Garth looked up at the black woman; her eyes were half closed and her arms stretched out over the table as if she were in a trance. The black man standing stiffly beside her, Jeffrey Bond, was staring at Mary, his mouth half open and his eyes filled with amazement. Both John and Linda Luft, the young, blond, black-eyed married couple who looked so much alike they might have been brother and sister, had stepped back from the table and were standing at the very edge of the flickering pool of candlelight. Linda Luft’s eyes were glazed with shock, and she was very pale. Her husband, too, looked pale in the dim light, but the lines of his mouth were drawn down in a frown of scepticism. Elsie was standing at the opposite end of the table from Madame Bellarossa; the old woman’s eyes were closed, and her thin lips continued to move in silent prayer. The only person at the table who had remained seated was Harry Parker, Garth’s friend, a professional magician and world-renowned debunker of psychic charlatans and supernatural occurrences. Parker seemed perfectly calm. He was leaning back in his chair, thick arms folded across his barrel chest. His face was impassive as he stared back at Garth, who asked, “Anybody else see, feel, or hear anything?”

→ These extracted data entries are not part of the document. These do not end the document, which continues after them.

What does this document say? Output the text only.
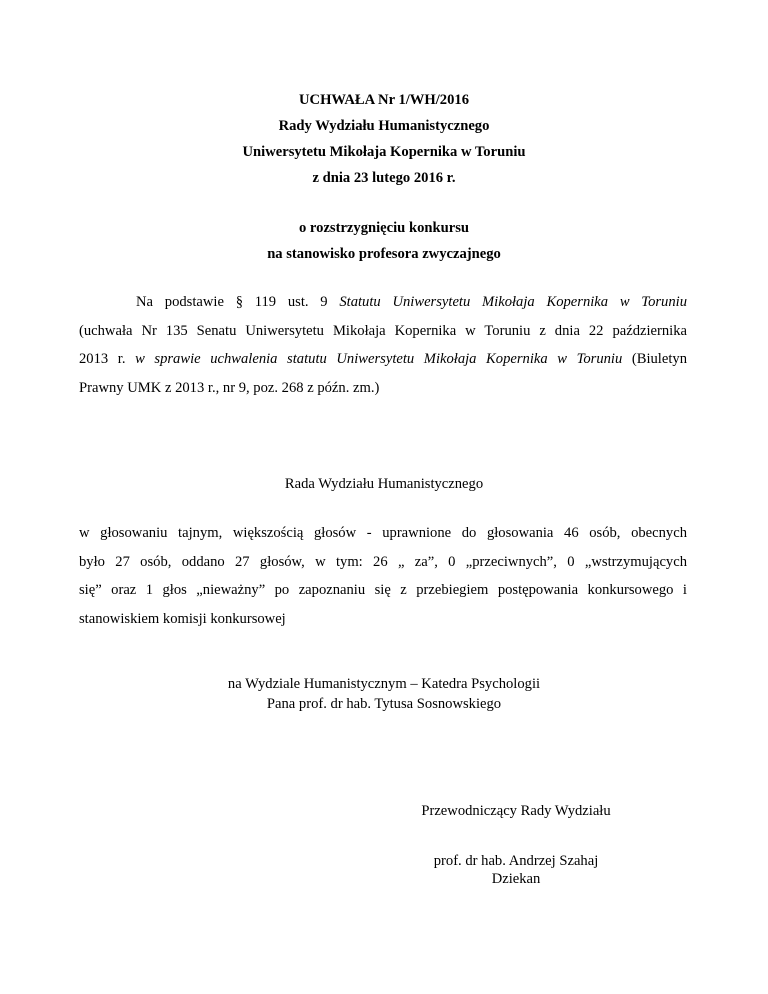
UCHWAŁA Nr 1/WH/2016
Rady Wydziału Humanistycznego
Uniwersytetu Mikołaja Kopernika w Toruniu
z dnia 23 lutego 2016 r.
o rozstrzygnięciu konkursu
na stanowisko profesora zwyczajnego
Na podstawie § 119 ust. 9 Statutu Uniwersytetu Mikołaja Kopernika w Toruniu
(uchwała Nr 135 Senatu Uniwersytetu Mikołaja Kopernika w Toruniu z dnia 22 października
2013 r. w sprawie uchwalenia statutu Uniwersytetu Mikołaja Kopernika w Toruniu (Biuletyn
Prawny UMK z 2013 r., nr 9, poz. 268 z późn. zm.)
Rada Wydziału Humanistycznego
w głosowaniu tajnym, większością głosów - uprawnione do głosowania 46 osób, obecnych
było 27 osób, oddano 27 głosów, w tym: 26 „ za”, 0 „przeciwnych”, 0 „wstrzymujących
się” oraz 1 głos „nieważny” po zapoznaniu się z przebiegiem postępowania konkursowego i
stanowiskiem komisji konkursowej
na Wydziale Humanistycznym – Katedra Psychologii
Pana prof. dr hab. Tytusa Sosnowskiego
Przewodniczący Rady Wydziału
prof. dr hab. Andrzej Szahaj
Dziekan
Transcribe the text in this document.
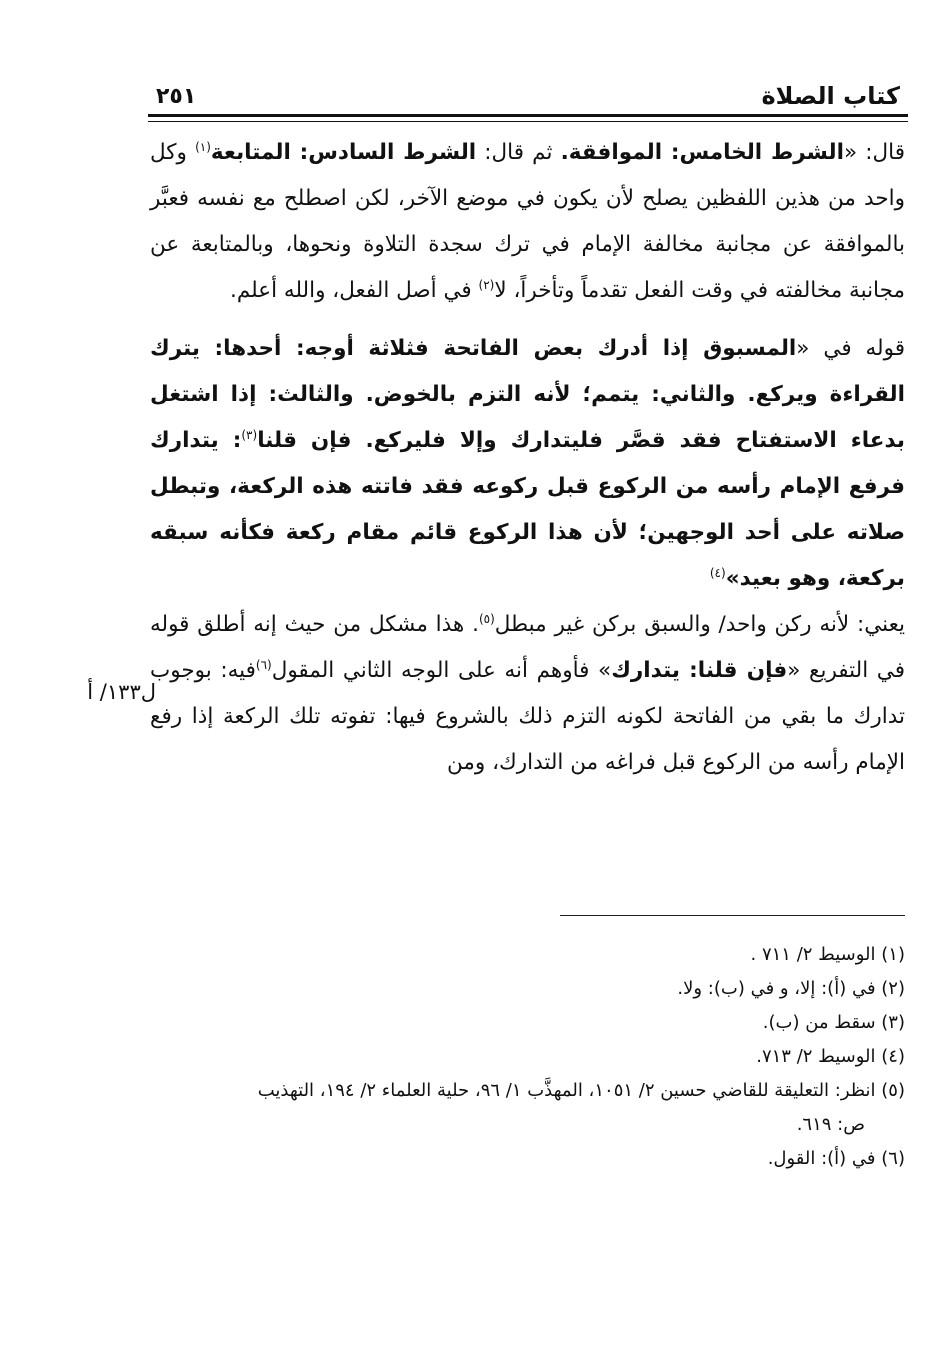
كتاب الصلاة
٢٥١

قال: «الشرط الخامس: الموافقة. ثم قال: الشرط السادس: المتابعة$^{(١)}$ وكل واحد من هذين اللفظين يصلح لأن يكون في موضع الآخر، لكن اصطلح مع نفسه فعبَّر بالموافقة عن مجانبة مخالفة الإمام في ترك سجدة التلاوة ونحوها، وبالمتابعة عن مجانبة مخالفته في وقت الفعل تقدماً وتأخراً، لا$^{(٢)}$ في أصل الفعل، والله أعلم.

قوله في «المسبوق إذا أدرك بعض الفاتحة فثلاثة أوجه: أحدها: يترك القراءة ويركع. والثاني: يتمم؛ لأنه التزم بالخوض. والثالث: إذا اشتغل بدعاء الاستفتاح فقد قصَّر فليتدارك وإلا فليركع. فإن قلنا$^{(٣)}$: يتدارك فرفع الإمام رأسه من الركوع قبل ركوعه فقد فاتته هذه الركعة، وتبطل صلاته على أحد الوجهين؛ لأن هذا الركوع قائم مقام ركعة فكأنه سبقه بركعة، وهو بعيد»$^{(٤)}$

يعني: لأنه ركن واحد/ والسبق بركن غير مبطل$^{(٥)}$. هذا مشكل من حيث إنه أطلق قوله في التفريع «فإن قلنا: يتدارك» فأوهم أنه على الوجه الثاني المقول$^{(٦)}$فيه: بوجوب تدارك ما بقي من الفاتحة لكونه التزم ذلك بالشروع فيها: تفوته تلك الركعة إذا رفع الإمام رأسه من الركوع قبل فراغه من التدارك، ومن

ل١٣٣/ أ

(١) الوسيط ٢/ ٧١١ .

(٢) في (أ): إلا، و في (ب): ولا.

(٣) سقط من (ب).

(٤) الوسيط ٢/ ٧١٣.

(٥) انظر: التعليقة للقاضي حسين ٢/ ١٠٥١، المهذَّب ١/ ٩٦، حلية العلماء ٢/ ١٩٤، التهذيب

ص: ٦١٩.

(٦) في (أ): القول.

Jeffrey Bond coughed, cleared his throat. “I felt the cold,” he said, looking around somewhat sheepishly at the others. “I got a blast of it right on the back of my neck. It was just like Mary said; for just a moment, it was the coldest I’ve ever been in my life. And we all saw what happened to the candles.” He paused and again looked around the table at the others. “Didn’t we?”

“You’re the expert, Harry,” Garth said to his friend. “What happened to Mary and Jeff? What’s going on here? Mass hysteria?”

The big man with the blue eyes and close-cropped black hair slowly blinked and seemed about to reply when he suddenly started. “I’ll be damned,” he said in a quiet but thoroughly astonished tone as he slowly unfolded his arms and looked down at his chest where blood was slowly seeping across the front of his white shirt, staining the cotton fabric as red as the dawn that had announced its presence and begun to push away the night the previous week when Garth, Mary, and Elsie Manning had sat around the butcher-block table in Garth’s home.

“I guess I should go home now,” Elsie had said in a small voice. She was still very pale, but she had stopped trembling. Mary had brushed the woman’s hair, and this had seemed to calm her. “I’ve bothered you people long enough, woke you up and kept you up all night.”

“Elsie,” Mary said, gently squeezing the other woman’s hand, “you’re a dear friend, not a bother. And you’re welcome to stay here as long as you want.”